I'm not sure it's quite that simple (we need to store the mean before and after the update). This isn't performance-sensitive code and I think the readability (copied directly from Knuth) is useful here for future statistics hackers.
Comment 7 Philip Rogers 2012-10-01 23:53:56 PDT
Comment on attachment 166621 [details]
Update per reviewer comments

Clearing flags since patch doesn't apply.

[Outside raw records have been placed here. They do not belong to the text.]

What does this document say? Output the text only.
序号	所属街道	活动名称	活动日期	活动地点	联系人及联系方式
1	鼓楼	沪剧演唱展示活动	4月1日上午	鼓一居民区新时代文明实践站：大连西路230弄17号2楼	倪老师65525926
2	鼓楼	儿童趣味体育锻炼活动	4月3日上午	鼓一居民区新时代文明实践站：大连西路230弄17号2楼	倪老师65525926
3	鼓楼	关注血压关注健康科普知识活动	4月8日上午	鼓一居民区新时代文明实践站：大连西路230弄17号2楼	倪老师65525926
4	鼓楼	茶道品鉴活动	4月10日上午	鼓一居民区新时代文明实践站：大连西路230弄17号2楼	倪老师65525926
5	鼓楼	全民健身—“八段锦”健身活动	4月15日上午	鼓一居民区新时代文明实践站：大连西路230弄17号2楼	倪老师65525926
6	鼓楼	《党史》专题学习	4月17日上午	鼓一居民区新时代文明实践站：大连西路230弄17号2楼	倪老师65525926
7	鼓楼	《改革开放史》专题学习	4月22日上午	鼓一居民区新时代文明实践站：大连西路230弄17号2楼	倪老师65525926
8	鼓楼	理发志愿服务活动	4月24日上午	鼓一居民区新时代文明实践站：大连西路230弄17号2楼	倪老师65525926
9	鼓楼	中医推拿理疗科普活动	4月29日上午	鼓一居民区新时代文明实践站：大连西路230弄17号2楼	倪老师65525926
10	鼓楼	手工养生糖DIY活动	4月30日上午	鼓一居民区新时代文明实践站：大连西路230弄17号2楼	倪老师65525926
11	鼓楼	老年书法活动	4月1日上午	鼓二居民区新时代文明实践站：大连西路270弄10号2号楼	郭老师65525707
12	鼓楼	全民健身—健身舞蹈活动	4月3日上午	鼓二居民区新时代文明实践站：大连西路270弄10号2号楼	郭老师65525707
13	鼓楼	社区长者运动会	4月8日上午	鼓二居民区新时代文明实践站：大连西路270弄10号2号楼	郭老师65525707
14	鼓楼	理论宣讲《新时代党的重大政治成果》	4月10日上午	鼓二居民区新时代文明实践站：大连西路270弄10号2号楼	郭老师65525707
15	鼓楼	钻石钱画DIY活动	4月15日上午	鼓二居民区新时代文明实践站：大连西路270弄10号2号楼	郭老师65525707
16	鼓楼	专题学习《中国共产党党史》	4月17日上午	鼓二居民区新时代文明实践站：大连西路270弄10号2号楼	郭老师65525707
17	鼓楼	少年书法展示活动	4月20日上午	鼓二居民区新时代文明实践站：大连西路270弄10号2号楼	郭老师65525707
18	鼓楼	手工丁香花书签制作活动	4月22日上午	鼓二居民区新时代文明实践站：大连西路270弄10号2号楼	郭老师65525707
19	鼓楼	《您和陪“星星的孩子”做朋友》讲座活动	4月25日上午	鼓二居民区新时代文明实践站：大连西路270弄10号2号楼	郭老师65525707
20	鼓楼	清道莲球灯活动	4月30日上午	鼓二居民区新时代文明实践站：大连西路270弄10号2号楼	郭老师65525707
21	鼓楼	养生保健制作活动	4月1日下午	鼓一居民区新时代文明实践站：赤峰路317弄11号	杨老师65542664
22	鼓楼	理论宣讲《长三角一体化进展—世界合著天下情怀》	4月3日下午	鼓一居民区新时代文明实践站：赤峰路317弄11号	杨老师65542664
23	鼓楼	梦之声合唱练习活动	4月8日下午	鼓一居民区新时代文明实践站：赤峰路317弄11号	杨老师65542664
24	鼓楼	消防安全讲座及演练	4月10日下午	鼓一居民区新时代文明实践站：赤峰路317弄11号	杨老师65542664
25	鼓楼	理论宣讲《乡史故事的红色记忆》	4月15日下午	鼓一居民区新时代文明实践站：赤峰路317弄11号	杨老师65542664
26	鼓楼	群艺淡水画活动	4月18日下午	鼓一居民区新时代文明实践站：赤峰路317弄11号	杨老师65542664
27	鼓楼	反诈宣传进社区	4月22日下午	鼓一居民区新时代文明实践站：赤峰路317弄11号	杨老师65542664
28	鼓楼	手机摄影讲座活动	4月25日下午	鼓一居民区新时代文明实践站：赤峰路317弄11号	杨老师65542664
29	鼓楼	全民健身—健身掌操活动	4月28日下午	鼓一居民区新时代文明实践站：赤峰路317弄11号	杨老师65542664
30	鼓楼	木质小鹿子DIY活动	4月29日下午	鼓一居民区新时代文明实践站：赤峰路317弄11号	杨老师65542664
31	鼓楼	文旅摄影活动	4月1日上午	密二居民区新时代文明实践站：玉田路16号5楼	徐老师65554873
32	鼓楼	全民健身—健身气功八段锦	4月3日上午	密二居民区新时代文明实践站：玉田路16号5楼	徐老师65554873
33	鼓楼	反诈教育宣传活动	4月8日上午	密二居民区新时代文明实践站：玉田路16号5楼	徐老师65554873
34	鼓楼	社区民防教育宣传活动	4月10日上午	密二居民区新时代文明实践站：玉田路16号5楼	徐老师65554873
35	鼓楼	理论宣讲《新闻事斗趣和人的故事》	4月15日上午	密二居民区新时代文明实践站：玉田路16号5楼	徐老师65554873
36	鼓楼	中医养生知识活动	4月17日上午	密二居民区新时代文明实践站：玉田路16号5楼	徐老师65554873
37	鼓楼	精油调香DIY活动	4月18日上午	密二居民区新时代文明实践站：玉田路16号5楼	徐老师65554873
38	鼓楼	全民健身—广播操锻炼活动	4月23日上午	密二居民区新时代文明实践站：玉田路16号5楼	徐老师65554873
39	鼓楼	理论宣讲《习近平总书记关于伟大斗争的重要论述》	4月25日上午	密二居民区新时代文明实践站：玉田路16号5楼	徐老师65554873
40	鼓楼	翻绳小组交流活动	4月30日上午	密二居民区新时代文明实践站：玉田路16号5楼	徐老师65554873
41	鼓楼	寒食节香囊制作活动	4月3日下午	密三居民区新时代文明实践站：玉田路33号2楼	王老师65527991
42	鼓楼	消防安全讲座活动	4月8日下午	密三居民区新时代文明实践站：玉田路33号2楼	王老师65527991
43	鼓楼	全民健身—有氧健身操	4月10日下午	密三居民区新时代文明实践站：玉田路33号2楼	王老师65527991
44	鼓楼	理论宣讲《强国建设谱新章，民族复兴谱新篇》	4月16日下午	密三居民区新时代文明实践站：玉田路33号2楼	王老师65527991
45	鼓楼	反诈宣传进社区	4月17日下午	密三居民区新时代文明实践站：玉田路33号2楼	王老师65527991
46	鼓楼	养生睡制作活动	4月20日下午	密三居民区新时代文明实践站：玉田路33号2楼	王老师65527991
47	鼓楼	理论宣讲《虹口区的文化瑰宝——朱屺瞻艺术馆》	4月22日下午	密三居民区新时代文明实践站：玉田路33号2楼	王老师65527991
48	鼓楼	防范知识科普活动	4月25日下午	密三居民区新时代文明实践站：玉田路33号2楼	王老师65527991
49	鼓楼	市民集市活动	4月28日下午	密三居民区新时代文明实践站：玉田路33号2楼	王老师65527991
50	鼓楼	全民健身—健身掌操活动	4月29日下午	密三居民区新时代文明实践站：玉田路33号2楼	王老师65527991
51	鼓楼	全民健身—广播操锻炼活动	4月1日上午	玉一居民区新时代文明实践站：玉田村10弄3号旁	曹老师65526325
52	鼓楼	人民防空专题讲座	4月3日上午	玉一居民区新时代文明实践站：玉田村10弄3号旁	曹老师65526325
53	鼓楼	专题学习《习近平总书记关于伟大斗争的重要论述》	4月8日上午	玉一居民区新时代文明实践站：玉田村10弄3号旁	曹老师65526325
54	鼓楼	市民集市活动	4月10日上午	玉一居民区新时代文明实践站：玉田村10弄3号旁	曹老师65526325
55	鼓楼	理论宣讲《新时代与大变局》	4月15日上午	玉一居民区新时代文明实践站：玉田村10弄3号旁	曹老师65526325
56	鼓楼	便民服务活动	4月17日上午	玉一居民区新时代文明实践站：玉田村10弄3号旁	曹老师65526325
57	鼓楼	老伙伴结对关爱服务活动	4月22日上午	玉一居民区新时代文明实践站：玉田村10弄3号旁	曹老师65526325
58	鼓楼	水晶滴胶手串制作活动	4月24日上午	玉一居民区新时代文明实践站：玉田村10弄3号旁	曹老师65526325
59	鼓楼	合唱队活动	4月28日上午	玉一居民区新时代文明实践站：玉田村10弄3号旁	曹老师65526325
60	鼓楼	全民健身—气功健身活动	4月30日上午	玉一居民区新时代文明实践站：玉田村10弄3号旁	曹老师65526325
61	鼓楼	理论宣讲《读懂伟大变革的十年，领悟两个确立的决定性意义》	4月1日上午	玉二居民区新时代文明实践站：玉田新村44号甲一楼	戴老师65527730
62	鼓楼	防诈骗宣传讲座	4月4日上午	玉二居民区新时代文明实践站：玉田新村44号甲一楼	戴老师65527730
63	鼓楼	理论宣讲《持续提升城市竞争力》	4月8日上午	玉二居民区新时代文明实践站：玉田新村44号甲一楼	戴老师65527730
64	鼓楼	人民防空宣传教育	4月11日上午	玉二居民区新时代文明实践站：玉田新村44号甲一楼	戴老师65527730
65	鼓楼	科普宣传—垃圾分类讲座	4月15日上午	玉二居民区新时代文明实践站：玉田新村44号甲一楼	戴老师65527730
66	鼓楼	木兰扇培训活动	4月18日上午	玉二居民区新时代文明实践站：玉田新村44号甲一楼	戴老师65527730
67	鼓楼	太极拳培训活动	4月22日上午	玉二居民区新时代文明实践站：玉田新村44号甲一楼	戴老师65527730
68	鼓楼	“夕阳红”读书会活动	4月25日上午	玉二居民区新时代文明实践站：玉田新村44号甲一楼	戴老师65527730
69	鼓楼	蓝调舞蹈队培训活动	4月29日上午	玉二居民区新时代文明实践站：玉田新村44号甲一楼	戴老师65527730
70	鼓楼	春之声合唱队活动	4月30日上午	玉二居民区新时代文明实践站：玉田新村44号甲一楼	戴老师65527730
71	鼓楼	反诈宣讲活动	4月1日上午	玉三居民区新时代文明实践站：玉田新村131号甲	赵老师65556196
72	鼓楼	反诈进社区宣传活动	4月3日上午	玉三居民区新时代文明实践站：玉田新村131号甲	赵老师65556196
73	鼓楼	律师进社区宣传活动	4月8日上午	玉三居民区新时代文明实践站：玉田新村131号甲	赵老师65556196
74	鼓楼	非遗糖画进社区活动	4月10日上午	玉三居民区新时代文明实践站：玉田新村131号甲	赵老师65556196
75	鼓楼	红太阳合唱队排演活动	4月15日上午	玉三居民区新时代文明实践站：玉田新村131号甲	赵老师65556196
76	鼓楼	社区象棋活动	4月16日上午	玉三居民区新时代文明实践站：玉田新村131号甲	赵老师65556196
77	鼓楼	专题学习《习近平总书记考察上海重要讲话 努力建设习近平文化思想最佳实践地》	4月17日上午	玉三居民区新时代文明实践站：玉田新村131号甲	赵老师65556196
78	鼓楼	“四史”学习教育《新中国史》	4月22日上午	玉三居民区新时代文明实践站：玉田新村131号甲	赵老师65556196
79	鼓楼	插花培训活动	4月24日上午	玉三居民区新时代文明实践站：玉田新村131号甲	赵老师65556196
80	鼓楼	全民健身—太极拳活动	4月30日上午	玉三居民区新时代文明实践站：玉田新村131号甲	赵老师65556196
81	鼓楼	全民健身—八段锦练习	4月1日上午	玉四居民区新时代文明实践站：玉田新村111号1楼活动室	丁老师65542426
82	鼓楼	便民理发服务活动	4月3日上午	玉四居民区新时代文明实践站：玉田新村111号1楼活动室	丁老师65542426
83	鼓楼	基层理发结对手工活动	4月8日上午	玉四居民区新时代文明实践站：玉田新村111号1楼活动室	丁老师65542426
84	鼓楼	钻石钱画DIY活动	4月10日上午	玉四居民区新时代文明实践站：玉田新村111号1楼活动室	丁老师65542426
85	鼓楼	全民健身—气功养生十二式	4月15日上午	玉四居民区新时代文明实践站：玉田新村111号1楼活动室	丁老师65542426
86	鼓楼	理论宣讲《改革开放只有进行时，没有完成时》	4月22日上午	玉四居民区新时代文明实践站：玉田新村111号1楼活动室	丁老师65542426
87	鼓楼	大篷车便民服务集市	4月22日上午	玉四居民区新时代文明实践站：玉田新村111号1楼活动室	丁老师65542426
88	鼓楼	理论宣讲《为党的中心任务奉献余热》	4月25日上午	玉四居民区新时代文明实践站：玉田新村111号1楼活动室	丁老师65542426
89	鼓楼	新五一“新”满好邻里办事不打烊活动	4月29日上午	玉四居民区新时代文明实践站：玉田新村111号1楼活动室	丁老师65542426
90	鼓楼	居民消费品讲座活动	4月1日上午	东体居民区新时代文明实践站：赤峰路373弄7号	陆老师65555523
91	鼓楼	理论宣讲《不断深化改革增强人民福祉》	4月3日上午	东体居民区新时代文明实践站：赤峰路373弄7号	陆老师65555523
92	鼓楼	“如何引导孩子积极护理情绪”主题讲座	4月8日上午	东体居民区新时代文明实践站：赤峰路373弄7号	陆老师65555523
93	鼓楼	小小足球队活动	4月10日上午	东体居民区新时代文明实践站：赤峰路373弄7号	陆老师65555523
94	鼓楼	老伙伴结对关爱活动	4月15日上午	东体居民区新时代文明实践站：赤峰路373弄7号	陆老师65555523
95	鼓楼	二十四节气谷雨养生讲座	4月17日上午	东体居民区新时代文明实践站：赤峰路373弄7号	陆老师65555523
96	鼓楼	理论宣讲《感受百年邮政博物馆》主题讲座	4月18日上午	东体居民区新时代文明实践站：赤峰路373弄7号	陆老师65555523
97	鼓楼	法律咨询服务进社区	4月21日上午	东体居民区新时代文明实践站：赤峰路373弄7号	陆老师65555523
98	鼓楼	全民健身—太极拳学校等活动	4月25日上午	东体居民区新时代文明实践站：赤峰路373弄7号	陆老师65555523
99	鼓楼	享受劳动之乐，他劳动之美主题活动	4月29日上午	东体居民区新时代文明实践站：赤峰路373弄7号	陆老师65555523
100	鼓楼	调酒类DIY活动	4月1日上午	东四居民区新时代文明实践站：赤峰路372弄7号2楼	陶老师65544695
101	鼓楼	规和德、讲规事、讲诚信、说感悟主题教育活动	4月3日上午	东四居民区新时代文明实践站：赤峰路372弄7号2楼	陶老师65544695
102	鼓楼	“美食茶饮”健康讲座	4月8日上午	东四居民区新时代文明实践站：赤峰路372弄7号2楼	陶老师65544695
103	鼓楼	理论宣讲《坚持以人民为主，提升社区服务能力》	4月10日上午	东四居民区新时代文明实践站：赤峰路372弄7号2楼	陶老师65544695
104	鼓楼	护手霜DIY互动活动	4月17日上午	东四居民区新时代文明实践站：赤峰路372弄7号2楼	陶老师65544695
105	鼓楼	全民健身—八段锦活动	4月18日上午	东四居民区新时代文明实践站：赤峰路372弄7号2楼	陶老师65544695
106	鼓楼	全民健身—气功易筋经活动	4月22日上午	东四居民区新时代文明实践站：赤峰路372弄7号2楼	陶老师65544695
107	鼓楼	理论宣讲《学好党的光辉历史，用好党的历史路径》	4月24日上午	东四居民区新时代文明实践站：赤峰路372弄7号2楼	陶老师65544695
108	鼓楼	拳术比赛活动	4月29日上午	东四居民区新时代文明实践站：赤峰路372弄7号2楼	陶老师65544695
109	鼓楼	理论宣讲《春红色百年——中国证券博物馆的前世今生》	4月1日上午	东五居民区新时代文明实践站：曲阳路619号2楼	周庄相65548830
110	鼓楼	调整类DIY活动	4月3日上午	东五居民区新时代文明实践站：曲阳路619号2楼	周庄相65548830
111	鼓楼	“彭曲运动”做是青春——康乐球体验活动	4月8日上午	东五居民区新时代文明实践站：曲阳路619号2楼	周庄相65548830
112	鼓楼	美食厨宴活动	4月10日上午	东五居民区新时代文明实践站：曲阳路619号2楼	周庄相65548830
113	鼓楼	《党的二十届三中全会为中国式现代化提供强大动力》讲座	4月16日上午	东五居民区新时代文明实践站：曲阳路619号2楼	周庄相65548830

Let me rebaseline after rniwa's change today and reupload.
Comment 8 Philip Rogers 2012-10-02 00:04:58 PDT
Created attachment 166623 [details]
Rebaselined
Comment 9 Ryosuke Niwa 2012-10-02 00:11:09 PDT
Comment on attachment 166623 [details]
Rebaselined

Please include the URL to the algorithm you cited.
Comment 10 Ryosuke Niwa 2012-10-02 00:12:08 PDT
*** Bug 77401 has been marked as a duplicate of this bug. ***
Comment 11 Philip Rogers 2012-10-02 00:17:26 PDT
Created attachment 166626 [details]
Added link to algorithm in the ChangeLog
Comment 12 WebKit Review Bot 2012-10-02 01:10:40 PDT
Comment on attachment 166626 [details]
Added link to algorithm in the ChangeLog

Clearing flags on attachment: 166626

Committed r130135: <http://trac.webkit.org/changeset/130135>
Comment 13 WebKit Review Bot 2012-10-02 01:10:44 PDT
All reviewed patches have been landed.  Closing bug.
Comment 14 Csaba Osztrogonác 2012-10-02 04:00:21 PDT
(In reply to comment #12)
> (From update of attachment 166626 [details])
> Clearing flags on attachment: 166626
> 
> Committed r130135: <http://trac.webkit.org/changeset/130135>

FYI: It broke the perf tests again. See the bots for details.
Comment 15 Csaba Osztrogonác 2012-10-02 14:13:07 PDT
Fix landed in http://trac.webkit.org/changeset/130181
Comment 16 Philip Rogers 2012-10-02 14:15:43 PDT
(In reply to comment #15)
> Fix landed in http://trac.webkit.org/changeset/130181

Should we also make this change in the python standard deviation method?
Comment 17 Ryosuke Niwa 2012-10-02 14:23:47 PDT
(In reply to comment #16)
> (In reply to comment #15)
> > Fix landed in http://trac.webkit.org/changeset/130181
> 
> Should we also make this change in the python standard deviation method?

That's a good point. We should do that although PageLoadTest always gets 20 values.